Da allora, Golan è diventato il bersaglio preferito della macchina propagandistica dell’estrema destra. Questa settimana, subito dopo la sua elezione, Channel 14 ha iniziato a diffondere il filmato di un recente incontro con gli attivisti in cui ha parlato della necessità di “disobbedienza civile” se il governo Netanyahu si rifiuta di anticipare le elezioni. Una forma di protesta che ha menzionato è stata quella di rifiutarsi di presentarsi al servizio di riserva, anche se ha aggiunto l’avvertenza (che Channel 14 ha omesso) che si trattava solo di una possibilità e che non era ancora il momento di farlo.

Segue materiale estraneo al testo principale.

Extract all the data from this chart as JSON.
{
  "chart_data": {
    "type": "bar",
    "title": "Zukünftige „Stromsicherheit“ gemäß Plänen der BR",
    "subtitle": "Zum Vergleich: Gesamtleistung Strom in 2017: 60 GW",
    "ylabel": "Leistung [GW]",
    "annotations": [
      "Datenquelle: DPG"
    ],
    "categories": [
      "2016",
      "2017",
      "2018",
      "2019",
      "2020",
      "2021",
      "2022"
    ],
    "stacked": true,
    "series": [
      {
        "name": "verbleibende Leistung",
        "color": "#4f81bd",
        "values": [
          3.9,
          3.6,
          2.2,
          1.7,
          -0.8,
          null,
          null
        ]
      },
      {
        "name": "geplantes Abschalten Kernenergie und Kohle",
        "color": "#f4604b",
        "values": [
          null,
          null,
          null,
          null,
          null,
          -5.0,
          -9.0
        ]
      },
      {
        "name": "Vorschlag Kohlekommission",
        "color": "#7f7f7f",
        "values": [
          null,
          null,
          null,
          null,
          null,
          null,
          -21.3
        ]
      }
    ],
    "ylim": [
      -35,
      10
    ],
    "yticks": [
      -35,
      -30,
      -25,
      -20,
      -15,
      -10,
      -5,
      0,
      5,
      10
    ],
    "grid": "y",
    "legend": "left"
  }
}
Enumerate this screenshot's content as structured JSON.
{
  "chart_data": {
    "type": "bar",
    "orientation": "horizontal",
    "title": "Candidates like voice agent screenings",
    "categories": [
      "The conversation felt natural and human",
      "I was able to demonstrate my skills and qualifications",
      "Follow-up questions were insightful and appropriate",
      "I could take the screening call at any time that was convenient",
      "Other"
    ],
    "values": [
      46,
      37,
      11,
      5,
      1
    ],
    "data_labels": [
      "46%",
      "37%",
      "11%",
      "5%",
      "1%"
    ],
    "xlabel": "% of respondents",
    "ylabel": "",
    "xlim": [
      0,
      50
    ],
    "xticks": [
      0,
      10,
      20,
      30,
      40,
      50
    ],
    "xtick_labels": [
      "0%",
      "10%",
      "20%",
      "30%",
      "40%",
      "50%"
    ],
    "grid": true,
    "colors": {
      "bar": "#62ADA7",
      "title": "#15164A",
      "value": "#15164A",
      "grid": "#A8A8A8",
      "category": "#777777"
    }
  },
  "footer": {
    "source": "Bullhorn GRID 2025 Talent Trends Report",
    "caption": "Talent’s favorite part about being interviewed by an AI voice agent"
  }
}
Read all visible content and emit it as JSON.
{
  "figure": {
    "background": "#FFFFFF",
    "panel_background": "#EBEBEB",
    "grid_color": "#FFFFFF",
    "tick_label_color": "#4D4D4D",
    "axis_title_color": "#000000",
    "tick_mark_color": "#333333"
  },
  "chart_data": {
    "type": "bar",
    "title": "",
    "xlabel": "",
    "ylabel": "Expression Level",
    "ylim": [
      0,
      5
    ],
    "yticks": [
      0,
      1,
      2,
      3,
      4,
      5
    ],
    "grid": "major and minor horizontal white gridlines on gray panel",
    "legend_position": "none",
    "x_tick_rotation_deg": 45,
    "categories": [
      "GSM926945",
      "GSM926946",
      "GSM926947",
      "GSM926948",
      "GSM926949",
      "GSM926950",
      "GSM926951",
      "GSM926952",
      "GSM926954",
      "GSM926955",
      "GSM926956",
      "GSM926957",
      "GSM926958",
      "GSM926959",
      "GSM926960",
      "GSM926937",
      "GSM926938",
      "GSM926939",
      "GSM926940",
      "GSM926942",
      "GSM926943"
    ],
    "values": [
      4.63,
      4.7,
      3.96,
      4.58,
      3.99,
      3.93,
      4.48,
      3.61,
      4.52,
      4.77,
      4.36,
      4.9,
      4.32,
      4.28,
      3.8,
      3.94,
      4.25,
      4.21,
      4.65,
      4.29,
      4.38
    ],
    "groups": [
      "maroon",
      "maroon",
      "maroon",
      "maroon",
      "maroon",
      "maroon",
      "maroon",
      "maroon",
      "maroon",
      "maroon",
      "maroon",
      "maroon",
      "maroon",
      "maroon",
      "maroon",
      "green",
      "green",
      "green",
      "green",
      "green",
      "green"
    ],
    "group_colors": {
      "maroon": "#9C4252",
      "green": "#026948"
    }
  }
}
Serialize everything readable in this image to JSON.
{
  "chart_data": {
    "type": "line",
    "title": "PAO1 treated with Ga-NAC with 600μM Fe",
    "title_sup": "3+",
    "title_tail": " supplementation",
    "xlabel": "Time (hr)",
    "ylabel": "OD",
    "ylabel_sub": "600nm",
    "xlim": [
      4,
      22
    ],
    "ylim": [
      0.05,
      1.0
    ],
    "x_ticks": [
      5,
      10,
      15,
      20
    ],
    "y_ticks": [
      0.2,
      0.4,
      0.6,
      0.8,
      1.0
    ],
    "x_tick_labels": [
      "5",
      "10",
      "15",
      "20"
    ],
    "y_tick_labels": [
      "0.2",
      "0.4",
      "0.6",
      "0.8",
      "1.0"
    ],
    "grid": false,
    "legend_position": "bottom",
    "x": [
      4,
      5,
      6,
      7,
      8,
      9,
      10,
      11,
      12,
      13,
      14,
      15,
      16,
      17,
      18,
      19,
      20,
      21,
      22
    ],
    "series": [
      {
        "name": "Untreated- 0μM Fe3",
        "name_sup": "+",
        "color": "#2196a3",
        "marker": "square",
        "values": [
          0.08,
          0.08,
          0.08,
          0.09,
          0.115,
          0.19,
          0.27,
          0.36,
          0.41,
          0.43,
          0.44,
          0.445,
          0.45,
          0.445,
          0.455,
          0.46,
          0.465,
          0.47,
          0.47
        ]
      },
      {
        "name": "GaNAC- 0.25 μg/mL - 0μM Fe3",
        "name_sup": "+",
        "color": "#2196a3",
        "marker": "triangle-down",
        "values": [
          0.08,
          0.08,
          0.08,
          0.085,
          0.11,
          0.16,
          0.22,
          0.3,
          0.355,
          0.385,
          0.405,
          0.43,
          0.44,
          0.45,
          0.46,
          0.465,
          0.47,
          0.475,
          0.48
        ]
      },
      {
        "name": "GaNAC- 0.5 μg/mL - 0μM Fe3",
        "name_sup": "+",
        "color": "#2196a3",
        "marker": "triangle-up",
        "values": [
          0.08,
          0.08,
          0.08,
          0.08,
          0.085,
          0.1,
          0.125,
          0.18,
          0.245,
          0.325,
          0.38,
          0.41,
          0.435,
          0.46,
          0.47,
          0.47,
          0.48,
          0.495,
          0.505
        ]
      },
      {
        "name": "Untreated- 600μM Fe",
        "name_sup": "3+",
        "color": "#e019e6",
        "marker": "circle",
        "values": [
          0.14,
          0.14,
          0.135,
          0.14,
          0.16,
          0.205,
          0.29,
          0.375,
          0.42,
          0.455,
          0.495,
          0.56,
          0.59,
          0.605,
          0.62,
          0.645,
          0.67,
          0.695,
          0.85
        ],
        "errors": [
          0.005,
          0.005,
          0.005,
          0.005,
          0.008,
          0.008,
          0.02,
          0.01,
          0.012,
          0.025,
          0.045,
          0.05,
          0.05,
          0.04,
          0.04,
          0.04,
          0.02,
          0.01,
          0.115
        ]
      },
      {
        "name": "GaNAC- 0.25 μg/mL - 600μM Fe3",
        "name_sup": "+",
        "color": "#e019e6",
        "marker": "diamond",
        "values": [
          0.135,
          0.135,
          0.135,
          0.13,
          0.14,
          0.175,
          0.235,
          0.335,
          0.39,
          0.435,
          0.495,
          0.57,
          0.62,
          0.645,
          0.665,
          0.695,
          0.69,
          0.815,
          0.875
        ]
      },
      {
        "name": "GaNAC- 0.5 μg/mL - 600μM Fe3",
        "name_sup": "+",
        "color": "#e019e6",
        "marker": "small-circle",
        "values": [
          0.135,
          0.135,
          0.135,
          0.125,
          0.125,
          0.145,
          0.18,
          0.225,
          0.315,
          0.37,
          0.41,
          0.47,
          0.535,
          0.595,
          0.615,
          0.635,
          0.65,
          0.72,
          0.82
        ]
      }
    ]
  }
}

E questo è un bene, perché nel momento in cui un leader di partito non deve puntare a un ampio consenso, allora può iniziare a dire la verità, e a livello personale questo si adatta perfettamente a Golan.
Otto anni dopo il suo discorso per lo Yom Ha’Shoah come vicecapo di Stato Maggiore delle Forze di Difesa Israeliane, la cosa per cui Golan è più ricordato è ancora questa citazione: “Se c’è qualcosa che mi spaventa della memoria dell’Olocausto, è identificare le tendenze da brivido che hanno avuto luogo in Europa in generale, e in Germania in particolare, allora, 70, 80 e 90 anni fa, e vederne i segni tra di noi nel 2016”. Per un leader laburista, per di più un ex maggiore generale dell’IDF, pronunciare pubblicamente la possibilità di non servire nelle riserve è un tabù, soprattutto in tempo di guerra. Provate a immaginare il patetico Herzog, che ora come presidente sta debolmente belando qualsiasi linea Netanyahu gli imponga, dire qualcosa del genere. Ma Golan ha di nuovo ragione.
Il campo democratico in Israele deve essere pronto a prendere in considerazione le azioni più drastiche se le tendenze che ha individuato e messo in guardia con tanta precisione otto anni fa continuano a manifestarsi. Golan non è un politico brillante. Non ha costruito una squadra, non ha articolato politiche chiare e, come ha osservato un insider laburista questa settimana, “soffre di incontinenza verbale”, ma è il politico di cui Israele ha bisogno in questo momento.
Un leader mainstream con le spalle larghe di un generale in grado di dire ciò che gli israeliani hanno bisogno di sentire, ciò che Lapid e Gantz non possono permettersi di dire per non spaventare i loro elettori centristi: che Israele ha intrapreso una guerra giustificata il 7 ottobre, ma che la guerra è stata gestita in modo criminale e che sotto la sorte di Netanyahu porterà Israele alla rovina morale e fisica. Golan non sarà primo ministro. Si accontenterà del suo partito come junior partner in qualunque governo sostituisca quello di Netanyahu. Ma accettando la fine del ruolo storico dei laburisti, ne sta creando uno nuovo che potrebbe svolgere un ruolo centrale nel salvare Israele da se stesso”.
Così Pfeffer. Sarebbe bene che Golan facesse tesoro di queste considerazioni. Sarebbe un bene per il Labor, per la sinistra e, soprattutto, per Israele.